Il sistema, che si chiama Cross-border Interbank Payment System (CIPS), è stato attivato dalla banca centrale cinese nell’ottobre del 2015, quindi assai prima che le tensioni internazionali conducessero al livello di guardia che osserviamo oggi. Ormai questa infrastruttura è diventata una realtà finanziaria robusta che coinvolge centinaia di banche, giapponesi soprattutto, ma anche europee e persino statunitensi.
Il sistema ha processato transazioni per 26 trilioni di yuan nel 2018, poco meno di quattro miliardi di dollari. Che sono una goccia nell’oceano delle transazioni che passano per Swift – fra i 5 e i 6 trilioni di dollari al giorno – ma sono comunque indice di una tendenza che, silenziosamente, si irrobustisce, probabilmente anche in relazione all’infittirsi delle tensioni internazionali.
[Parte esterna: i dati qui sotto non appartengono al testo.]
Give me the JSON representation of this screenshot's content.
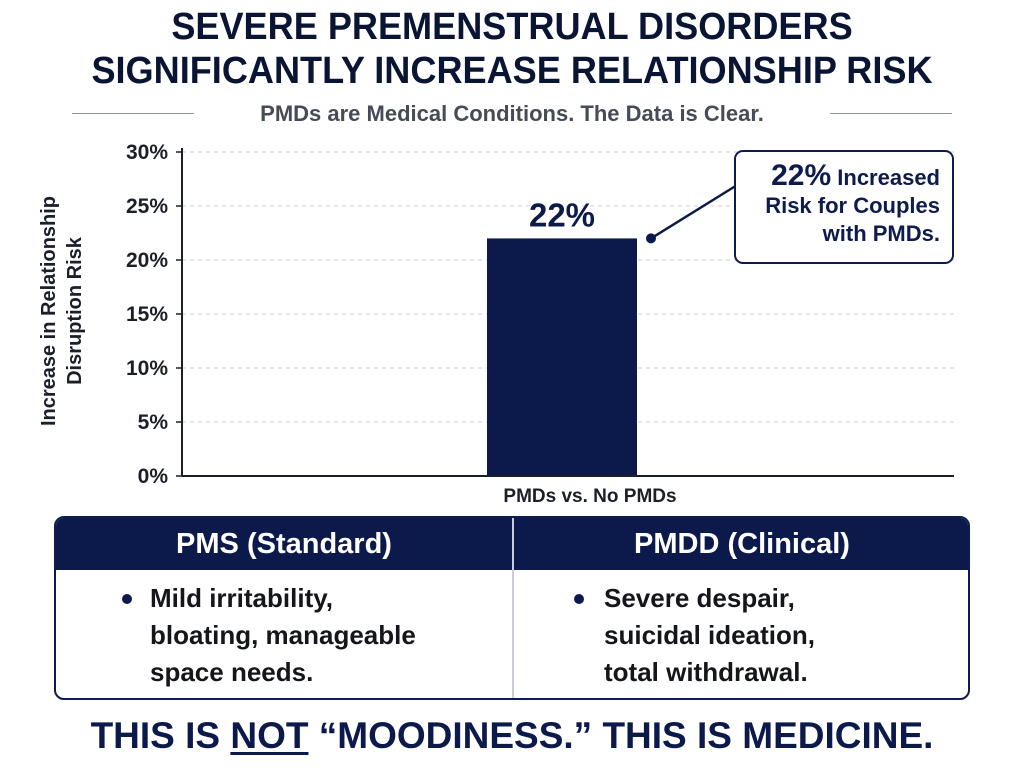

Questo strumento svolge un ruolo chiaro, anche se ancora embrionale, nel grande gioco, che in fondo è squisitamente politico, teso a replicare nel mondo valutario quel multipolarismo politico che molti dicono di voler realizzare. Un mondo che già esiste nei fatti, visto che, secondo i dati Bce elaborati su quelli Swift, le transazioni in dollari globali sono meno del 40% del totale, con l’euro ormai assai vicino per quota complessiva.
Al sistema cinese al momento partecipano, direttamente o indirettamente, 868 banche, fra le quali alcune soggette a sanzioni. Ad esempio la Credit bank of Moscow si è “iscritta” fra i partecipanti indiretti al CIPS nel dicembre scorso, accrescendo il numero totale delle banche russe inserite nel sistema. Considerando il flusso rilevante di scambi commerciali fra Russia e Cina, questo è un fatto che non dovrebbe passare inosservato. Finora nessuna banca iraniana vi partecipa, mentre ce ne sono una decina che vengono dalla Turchia.
L’utilità di questo sistema si può arguire osservando come la quota di transazioni in yuan delle importazioni del settore privato russo sia arrivata al 15%, nel 2017, a fronte del 9% nel 2014. Questo mentre alcuni stimano che la banca centrale russa tenga in yuan ormai quasi il 15% delle sue riserve valutarie, a fronte di un calo di quelle in dollari, che sarebbero passati dal 46 al 23%. Fra i partecipanti si segnalano molte banche africane, il che è del tutto logico, solo che si ricordi la profonda opera di internazionalizzazione del capitale cinese in Africa.
È interessante osservare che la Cina ha adottato l’inglese come lingua funzionale del suo sistema di pagamenti. La lingua inglese, almeno quella, è open source e non è a rischio dazi. Che lo yuan si internazionalizzi in inglese, semmai, è lo squisito paradosso del nostro tempo.